The boy labored over the card, a red ballpoint in his hand. He drew a heart-shaped dartboard with an E in the center, a scoreboard with Love written at the top and the name Emma fifteen times. Giant red darts that looked like rockets filled the corners of the paper. His tongue peeked out at the corner of his mouth as he wrote, “I shuw hopen you like this card. Love, Jake.” He folded it in half and added it to the glittery wooden heart he had persuaded his mother to purchase at the craft store.
“Mommy, when aw you goween to make an envelope fow Emma’s valentime?” His auditory processing problem was evident when he spoke; the garbled sounds of the words he heard were converted to speech. After five years of therapy, he was understandable, but still sounded less mature than his seven years.
His mother was over at the kitchen sink, washing up the pots and pans from dinner.
“Why don’t you write the names on your other valentines, and I’ll do it when I’m done?”
With a slight scowl, he freed the box of valentines from its cellophane wrapper and got the list of names out of his backpack.
“Have you even seen Emma lately?” his mother asked. Emma had moved up to the gifted program at the start of the school year, along with Jake’s best friend, Niles. Jake had been passed over because his disability interfered with the testing and his scores were low.

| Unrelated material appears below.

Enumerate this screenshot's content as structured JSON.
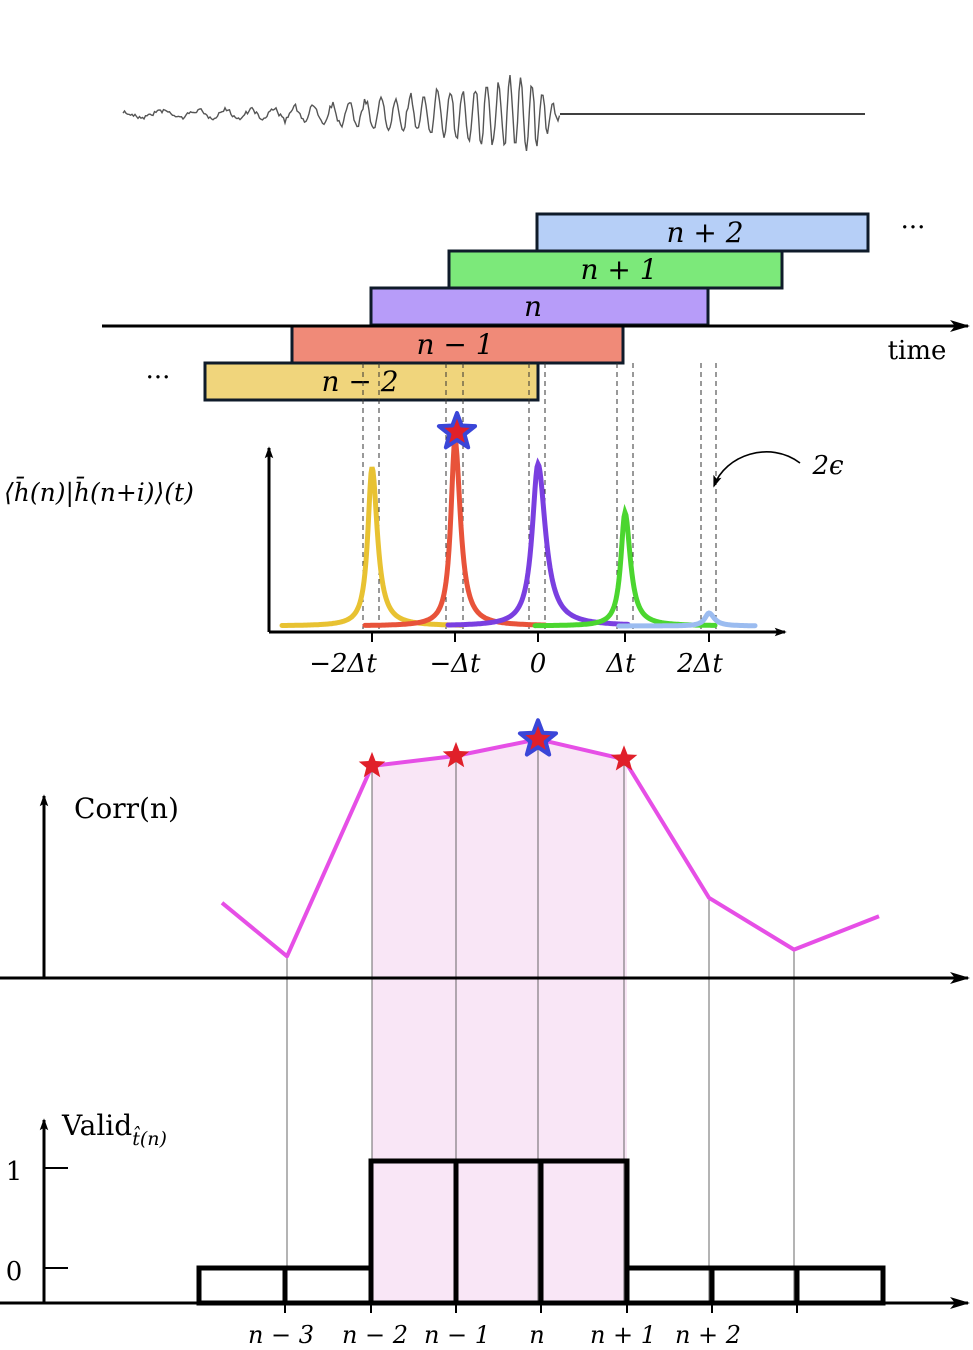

“Well, I saw hew at wecess.”
“Did she say hi?”
“No. But I did see hew in da dwivah line, and she waved at me.”
A moment passed.
“Does Emma love you, too?” The real question.

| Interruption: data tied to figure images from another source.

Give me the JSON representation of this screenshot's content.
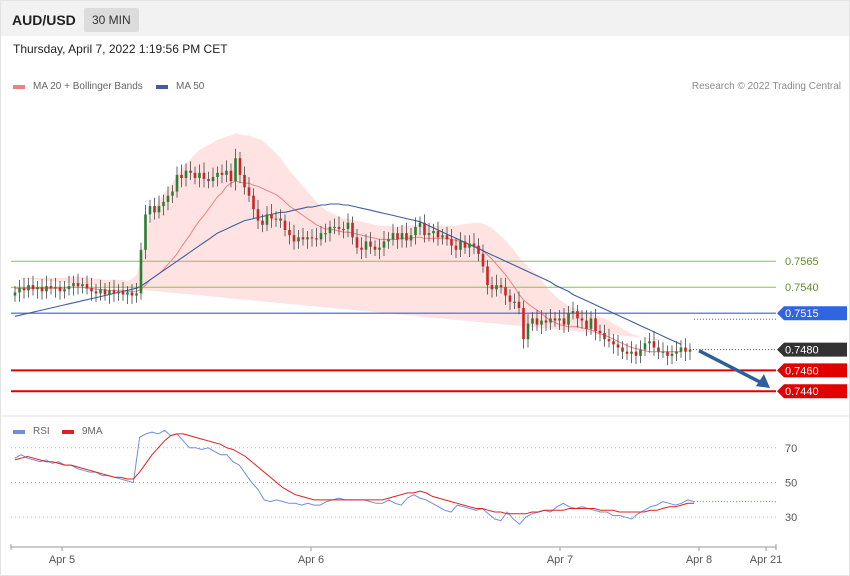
{
  "header": {
    "symbol": "AUD/USD",
    "timeframe": "30 MIN"
  },
  "timestamp": "Thursday, April 7, 2022 1:19:56 PM CET",
  "legend": {
    "ma20": {
      "label": "MA 20 + Bollinger Bands",
      "color": "#f08080"
    },
    "ma50": {
      "label": "MA 50",
      "color": "#3c5fa0"
    },
    "rsi": {
      "label": "RSI",
      "color": "#6f8fdc"
    },
    "rsi_ma": {
      "label": "9MA",
      "color": "#e02020"
    }
  },
  "credit": "Research © 2022 Trading Central",
  "colors": {
    "up": "#2e7d32",
    "down": "#c62828",
    "resistance": "#8fbf4f",
    "pivot": "#2f66e0",
    "support": "#e00000",
    "last": "#333333",
    "arrow": "#2f5f9a"
  },
  "chart_data": [
    {
      "type": "candlestick",
      "title": "",
      "x_ticks": [
        "Apr 5",
        "Apr 6",
        "Apr 7",
        "Apr 8",
        "Apr 21"
      ],
      "ylim": [
        0.742,
        0.772
      ],
      "levels": [
        {
          "value": 0.7565,
          "label": "0.7565",
          "kind": "resistance"
        },
        {
          "value": 0.754,
          "label": "0.7540",
          "kind": "resistance"
        },
        {
          "value": 0.7515,
          "label": "0.7515",
          "kind": "pivot"
        },
        {
          "value": 0.748,
          "label": "0.7480",
          "kind": "last"
        },
        {
          "value": 0.746,
          "label": "0.7460",
          "kind": "support"
        },
        {
          "value": 0.744,
          "label": "0.7440",
          "kind": "support"
        }
      ],
      "projection": {
        "from": 0.7479,
        "to": 0.7443
      },
      "close": [
        0.7535,
        0.7539,
        0.7537,
        0.7542,
        0.7538,
        0.754,
        0.7536,
        0.7541,
        0.7539,
        0.754,
        0.7536,
        0.7538,
        0.7541,
        0.7544,
        0.7541,
        0.7543,
        0.7539,
        0.7536,
        0.7534,
        0.7538,
        0.7533,
        0.7537,
        0.7534,
        0.7536,
        0.7533,
        0.7535,
        0.7532,
        0.7534,
        0.7576,
        0.761,
        0.7618,
        0.7612,
        0.7618,
        0.7622,
        0.7628,
        0.7632,
        0.7648,
        0.7645,
        0.7652,
        0.765,
        0.7645,
        0.765,
        0.7644,
        0.7642,
        0.7646,
        0.765,
        0.7648,
        0.7652,
        0.7642,
        0.7664,
        0.7648,
        0.7636,
        0.7628,
        0.7615,
        0.7604,
        0.76,
        0.761,
        0.7606,
        0.7606,
        0.7604,
        0.7595,
        0.759,
        0.7584,
        0.7588,
        0.7586,
        0.7588,
        0.7587,
        0.7586,
        0.7592,
        0.7592,
        0.7598,
        0.7598,
        0.7596,
        0.7596,
        0.7602,
        0.7588,
        0.7578,
        0.7576,
        0.7584,
        0.7579,
        0.7576,
        0.7578,
        0.7584,
        0.7586,
        0.7592,
        0.7586,
        0.7592,
        0.7585,
        0.759,
        0.7598,
        0.7602,
        0.759,
        0.7592,
        0.7594,
        0.7588,
        0.759,
        0.7586,
        0.758,
        0.7576,
        0.7584,
        0.7578,
        0.7582,
        0.758,
        0.7572,
        0.756,
        0.7542,
        0.7538,
        0.7542,
        0.754,
        0.7532,
        0.7526,
        0.7526,
        0.752,
        0.749,
        0.7505,
        0.751,
        0.7504,
        0.7508,
        0.7506,
        0.751,
        0.7508,
        0.751,
        0.7504,
        0.7515,
        0.7517,
        0.751,
        0.7508,
        0.75,
        0.751,
        0.7498,
        0.7496,
        0.749,
        0.7488,
        0.7485,
        0.7482,
        0.7478,
        0.7476,
        0.7478,
        0.7474,
        0.748,
        0.7486,
        0.7488,
        0.7482,
        0.7478,
        0.7478,
        0.7474,
        0.7476,
        0.7478,
        0.7482,
        0.7478,
        0.748
      ],
      "ma20": [
        0.7539,
        0.7539,
        0.7539,
        0.7539,
        0.7539,
        0.7539,
        0.7539,
        0.7539,
        0.7539,
        0.7539,
        0.7539,
        0.7539,
        0.754,
        0.754,
        0.754,
        0.754,
        0.7539,
        0.7539,
        0.7538,
        0.7538,
        0.7537,
        0.7537,
        0.7537,
        0.7537,
        0.7537,
        0.7536,
        0.7536,
        0.7536,
        0.7538,
        0.7542,
        0.7547,
        0.755,
        0.7553,
        0.7557,
        0.7562,
        0.7567,
        0.7572,
        0.7579,
        0.7585,
        0.7591,
        0.7598,
        0.7604,
        0.7609,
        0.7615,
        0.7621,
        0.7627,
        0.7631,
        0.7637,
        0.764,
        0.7642,
        0.7641,
        0.764,
        0.764,
        0.7638,
        0.7637,
        0.7635,
        0.7633,
        0.7631,
        0.7629,
        0.7626,
        0.7622,
        0.7618,
        0.7615,
        0.7612,
        0.7609,
        0.7606,
        0.7603,
        0.76,
        0.7598,
        0.7596,
        0.7596,
        0.7595,
        0.7594,
        0.7593,
        0.7593,
        0.7592,
        0.7591,
        0.759,
        0.7589,
        0.7588,
        0.7587,
        0.7586,
        0.7586,
        0.7586,
        0.7586,
        0.7586,
        0.7587,
        0.7587,
        0.7587,
        0.7588,
        0.7588,
        0.7587,
        0.7587,
        0.7587,
        0.7587,
        0.7587,
        0.7587,
        0.7586,
        0.7585,
        0.7584,
        0.7583,
        0.7581,
        0.758,
        0.7578,
        0.7575,
        0.7571,
        0.7567,
        0.7562,
        0.7557,
        0.7552,
        0.7546,
        0.754,
        0.7533,
        0.7528,
        0.7524,
        0.7521,
        0.7518,
        0.7515,
        0.7511,
        0.7508,
        0.7506,
        0.7504,
        0.7503,
        0.7502,
        0.7502,
        0.7502,
        0.7501,
        0.75,
        0.7499,
        0.7497,
        0.7495,
        0.7494,
        0.7492,
        0.749,
        0.7488,
        0.7486,
        0.7484,
        0.7482,
        0.7481,
        0.748,
        0.7479,
        0.7478,
        0.7478,
        0.7478,
        0.7478,
        0.7478,
        0.7478,
        0.7478,
        0.7478
      ],
      "ma50": [
        0.7512,
        0.7513,
        0.7514,
        0.7515,
        0.7516,
        0.7517,
        0.7518,
        0.7519,
        0.752,
        0.7521,
        0.7522,
        0.7523,
        0.7524,
        0.7525,
        0.7526,
        0.7527,
        0.7528,
        0.7529,
        0.753,
        0.7531,
        0.7532,
        0.7533,
        0.7534,
        0.7535,
        0.7536,
        0.7537,
        0.7538,
        0.7539,
        0.7541,
        0.7544,
        0.7547,
        0.755,
        0.7553,
        0.7556,
        0.7559,
        0.7562,
        0.7565,
        0.7568,
        0.7571,
        0.7574,
        0.7577,
        0.758,
        0.7583,
        0.7586,
        0.7589,
        0.7592,
        0.7594,
        0.7596,
        0.7598,
        0.76,
        0.7602,
        0.7604,
        0.7605,
        0.7606,
        0.7607,
        0.7608,
        0.7609,
        0.761,
        0.7611,
        0.7612,
        0.7612,
        0.7613,
        0.7614,
        0.7615,
        0.7616,
        0.7617,
        0.7617,
        0.7618,
        0.7619,
        0.7619,
        0.762,
        0.762,
        0.762,
        0.7619,
        0.7619,
        0.7618,
        0.7617,
        0.7616,
        0.7615,
        0.7614,
        0.7613,
        0.7612,
        0.7611,
        0.761,
        0.7609,
        0.7608,
        0.7607,
        0.7606,
        0.7605,
        0.7604,
        0.7603,
        0.7601,
        0.7599,
        0.7597,
        0.7595,
        0.7593,
        0.7591,
        0.7589,
        0.7587,
        0.7585,
        0.7583,
        0.7581,
        0.7579,
        0.7577,
        0.7575,
        0.7573,
        0.7571,
        0.7569,
        0.7567,
        0.7565,
        0.7563,
        0.7561,
        0.7559,
        0.7557,
        0.7555,
        0.7553,
        0.7551,
        0.7549,
        0.7547,
        0.7545,
        0.7542,
        0.754,
        0.7538,
        0.7536,
        0.7533,
        0.7531,
        0.7529,
        0.7527,
        0.7525,
        0.7523,
        0.7521,
        0.7519,
        0.7517,
        0.7515,
        0.7513,
        0.7511,
        0.7509,
        0.7507,
        0.7505,
        0.7503,
        0.7501,
        0.7499,
        0.7497,
        0.7495,
        0.7493,
        0.7491,
        0.7489,
        0.7487,
        0.7485
      ],
      "band_width": [
        0.001,
        0.001,
        0.001,
        0.001,
        0.001,
        0.001,
        0.001,
        0.001,
        0.001,
        0.001,
        0.001,
        0.001,
        0.001,
        0.001,
        0.001,
        0.001,
        0.001,
        0.001,
        0.001,
        0.001,
        0.001,
        0.001,
        0.001,
        0.001,
        0.001,
        0.001,
        0.0012,
        0.0016,
        0.003,
        0.0045,
        0.0058,
        0.0065,
        0.007,
        0.0072,
        0.0073,
        0.0074,
        0.0075,
        0.0075,
        0.0074,
        0.0072,
        0.007,
        0.0068,
        0.0065,
        0.0062,
        0.0058,
        0.0055,
        0.0052,
        0.0048,
        0.0046,
        0.0046,
        0.0046,
        0.0046,
        0.0046,
        0.0046,
        0.0046,
        0.0046,
        0.0044,
        0.0042,
        0.004,
        0.0038,
        0.0036,
        0.0034,
        0.0032,
        0.003,
        0.0028,
        0.0026,
        0.0024,
        0.0022,
        0.002,
        0.0018,
        0.0016,
        0.0015,
        0.0014,
        0.0013,
        0.0013,
        0.0013,
        0.0013,
        0.0013,
        0.0013,
        0.0013,
        0.0013,
        0.0013,
        0.0013,
        0.0013,
        0.0012,
        0.0012,
        0.0012,
        0.0012,
        0.0012,
        0.0012,
        0.0012,
        0.0012,
        0.0012,
        0.0012,
        0.0012,
        0.0012,
        0.0012,
        0.0013,
        0.0014,
        0.0016,
        0.0018,
        0.002,
        0.0022,
        0.0024,
        0.0026,
        0.0028,
        0.003,
        0.0031,
        0.0032,
        0.0033,
        0.0034,
        0.0035,
        0.0036,
        0.0036,
        0.0036,
        0.0035,
        0.0034,
        0.0032,
        0.003,
        0.0028,
        0.0026,
        0.0024,
        0.0022,
        0.002,
        0.0018,
        0.0017,
        0.0016,
        0.0016,
        0.0016,
        0.0016,
        0.0016,
        0.0016,
        0.0016,
        0.0015,
        0.0015,
        0.0014,
        0.0014,
        0.0013,
        0.0013,
        0.0012,
        0.0012,
        0.0012,
        0.0011,
        0.0011,
        0.0011,
        0.0011,
        0.0011,
        0.001,
        0.001
      ]
    },
    {
      "type": "line",
      "title": "",
      "ylim": [
        14,
        86
      ],
      "y_ticks": [
        "70",
        "50",
        "30"
      ],
      "y_tick_values": [
        70,
        50,
        30
      ],
      "last_value": 39,
      "series": [
        {
          "name": "RSI",
          "values": [
            64,
            66,
            64,
            63,
            62,
            63,
            61,
            62,
            60,
            60,
            58,
            57,
            56,
            56,
            54,
            54,
            53,
            52,
            51,
            50,
            76,
            78,
            79,
            78,
            80,
            77,
            78,
            74,
            70,
            70,
            69,
            70,
            68,
            66,
            66,
            62,
            60,
            55,
            50,
            46,
            40,
            39,
            40,
            39,
            38,
            38,
            37,
            38,
            37,
            37,
            39,
            40,
            41,
            40,
            40,
            40,
            40,
            39,
            38,
            38,
            40,
            38,
            37,
            41,
            43,
            41,
            40,
            38,
            36,
            34,
            33,
            37,
            36,
            35,
            34,
            35,
            32,
            29,
            28,
            33,
            29,
            26,
            30,
            32,
            33,
            34,
            33,
            36,
            38,
            36,
            35,
            36,
            35,
            34,
            33,
            33,
            31,
            31,
            30,
            29,
            32,
            34,
            36,
            37,
            39,
            38,
            37,
            38,
            40,
            39
          ]
        },
        {
          "name": "9MA",
          "values": [
            63,
            64,
            65,
            64,
            63,
            62,
            62,
            61,
            60,
            60,
            59,
            58,
            57,
            56,
            55,
            54,
            53,
            53,
            52,
            52,
            56,
            61,
            66,
            70,
            74,
            77,
            78,
            78,
            77,
            76,
            75,
            74,
            73,
            72,
            70,
            69,
            67,
            65,
            62,
            59,
            56,
            53,
            50,
            47,
            45,
            43,
            42,
            41,
            40,
            40,
            40,
            40,
            40,
            40,
            40,
            40,
            40,
            40,
            40,
            40,
            41,
            42,
            43,
            44,
            44,
            45,
            44,
            42,
            41,
            40,
            39,
            38,
            37,
            36,
            35,
            35,
            34,
            33,
            33,
            32,
            32,
            32,
            32,
            33,
            33,
            34,
            34,
            34,
            34,
            35,
            35,
            35,
            35,
            35,
            34,
            34,
            34,
            33,
            33,
            33,
            33,
            33,
            34,
            34,
            35,
            36,
            36,
            37,
            38,
            38
          ]
        }
      ]
    }
  ]
}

“I don’t think so, but if I give hew enough pwesents, she will,” he said with confidence.
That made his mother smile, but she cautioned, “Well, maybe. There are lots of other little girls, you know.”
“I know dat,” Jake said, “but I love Emma.”
His mother dried her hands on a towel and walked over. Picking up the pink sheet of acetate Jake had chosen, she quickly fashioned an envelope large enough to accommodate the card and sparkling heart. She was an artist, and knew how to make all kinds of things. Jake watched her swift movements with admiration.
“There,” she said, slipping the gifts inside and sealing it. She handed it to him. “You can write her name on the front. E-M-M-A.”
“I know dat,” Jake protested. He always knew more than she thought he did. He wrote the name and carefully put the envelope into his backpack.
Emma would like it — he knew that, too.